Batch vs. Online Learning

Machine learning algorithms can be classified into batch or online methods by whether or not the algorithms can learn incrementally as new data arrive.

Batch Learning

Batch learning methods are not capable of learning incrementally. They typically construct models using the full training set, which are then placed into production. If we want batch learning algorithms to learn from new data as it arrives, we must construct a new model from scratch on the full training set and the new data. This is also called offline learning. If the amount of data is huge, training on the full data may incur a high cost of computing resources (i.e., CPU, memory, storage, disk I/O, etc.).

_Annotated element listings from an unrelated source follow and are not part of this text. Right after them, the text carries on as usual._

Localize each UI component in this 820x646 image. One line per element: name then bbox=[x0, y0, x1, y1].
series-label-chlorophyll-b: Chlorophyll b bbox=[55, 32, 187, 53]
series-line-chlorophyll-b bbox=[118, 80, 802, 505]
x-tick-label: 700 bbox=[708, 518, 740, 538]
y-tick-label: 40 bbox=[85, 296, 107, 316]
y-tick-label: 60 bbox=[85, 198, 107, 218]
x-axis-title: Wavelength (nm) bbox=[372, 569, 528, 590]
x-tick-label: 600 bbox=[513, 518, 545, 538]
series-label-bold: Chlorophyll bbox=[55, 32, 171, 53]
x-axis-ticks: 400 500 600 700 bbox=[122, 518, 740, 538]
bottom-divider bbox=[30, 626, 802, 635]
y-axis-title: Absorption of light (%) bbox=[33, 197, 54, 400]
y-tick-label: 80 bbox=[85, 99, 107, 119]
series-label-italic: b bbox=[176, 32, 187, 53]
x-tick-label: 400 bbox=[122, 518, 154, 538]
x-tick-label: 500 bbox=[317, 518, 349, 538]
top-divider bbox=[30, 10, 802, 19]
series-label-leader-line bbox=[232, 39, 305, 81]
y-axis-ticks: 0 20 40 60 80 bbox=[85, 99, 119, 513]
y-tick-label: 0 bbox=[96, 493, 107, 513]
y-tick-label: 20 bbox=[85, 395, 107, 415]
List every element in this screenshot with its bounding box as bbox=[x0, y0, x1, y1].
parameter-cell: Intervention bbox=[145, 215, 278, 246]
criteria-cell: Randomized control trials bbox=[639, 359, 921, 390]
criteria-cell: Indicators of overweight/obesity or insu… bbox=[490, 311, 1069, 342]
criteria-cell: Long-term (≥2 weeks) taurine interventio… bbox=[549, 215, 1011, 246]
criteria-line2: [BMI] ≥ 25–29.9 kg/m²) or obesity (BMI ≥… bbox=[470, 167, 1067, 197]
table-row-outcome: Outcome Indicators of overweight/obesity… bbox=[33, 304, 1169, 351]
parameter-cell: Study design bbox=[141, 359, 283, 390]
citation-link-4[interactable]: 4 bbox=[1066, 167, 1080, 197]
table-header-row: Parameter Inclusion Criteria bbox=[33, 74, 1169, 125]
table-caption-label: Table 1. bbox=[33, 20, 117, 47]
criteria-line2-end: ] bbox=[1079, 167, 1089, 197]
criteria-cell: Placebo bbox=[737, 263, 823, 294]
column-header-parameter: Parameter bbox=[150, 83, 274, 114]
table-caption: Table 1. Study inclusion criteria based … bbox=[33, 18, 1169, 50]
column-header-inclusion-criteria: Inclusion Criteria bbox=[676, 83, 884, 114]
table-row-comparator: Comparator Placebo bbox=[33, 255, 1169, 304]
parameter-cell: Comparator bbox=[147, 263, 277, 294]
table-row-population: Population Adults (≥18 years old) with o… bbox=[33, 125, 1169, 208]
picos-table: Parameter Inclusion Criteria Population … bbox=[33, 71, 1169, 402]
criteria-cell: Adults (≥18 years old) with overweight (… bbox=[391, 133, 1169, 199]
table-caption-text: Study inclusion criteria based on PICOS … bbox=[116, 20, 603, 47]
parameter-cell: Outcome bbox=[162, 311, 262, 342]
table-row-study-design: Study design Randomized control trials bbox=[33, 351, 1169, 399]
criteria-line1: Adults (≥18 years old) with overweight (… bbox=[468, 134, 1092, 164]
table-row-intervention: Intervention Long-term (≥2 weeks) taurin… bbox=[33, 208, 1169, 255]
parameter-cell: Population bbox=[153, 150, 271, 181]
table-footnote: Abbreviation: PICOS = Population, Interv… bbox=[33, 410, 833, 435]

If our system does not need to adapt to rapidly changing data, then the batch learning approach may be good enough. If we do not need to update our model very often, we benefit from the advantages of the batch learning approach. i.e. the whole process of training, evaluation and testing is very simple and straightforward and often leads to better results than online methods. I have developed batch learning algorithms for knowledge graph embedding projects. For my future work, I am also planning to develop an online method for these projects to adapt to dynamically changing knowledge graphs.

Online Learning

An online learning algorithm trains a model incrementally from a stream of incoming data. Generally, online methods are fast and cheap, and execute with constant (or at least sub-linear) time and space complexity. Hence they usually do not require a lot of computing resources. Online algorithms achieve this because they do not need the full data to train a model – once they have learned from new data, it can typically be discarded. I have developed an online method for the prediction of user’s future actions. These user actions happen very frequently with very short time gaps between actions. Online learning algorithms are more appropriate than batch learning methods for this task.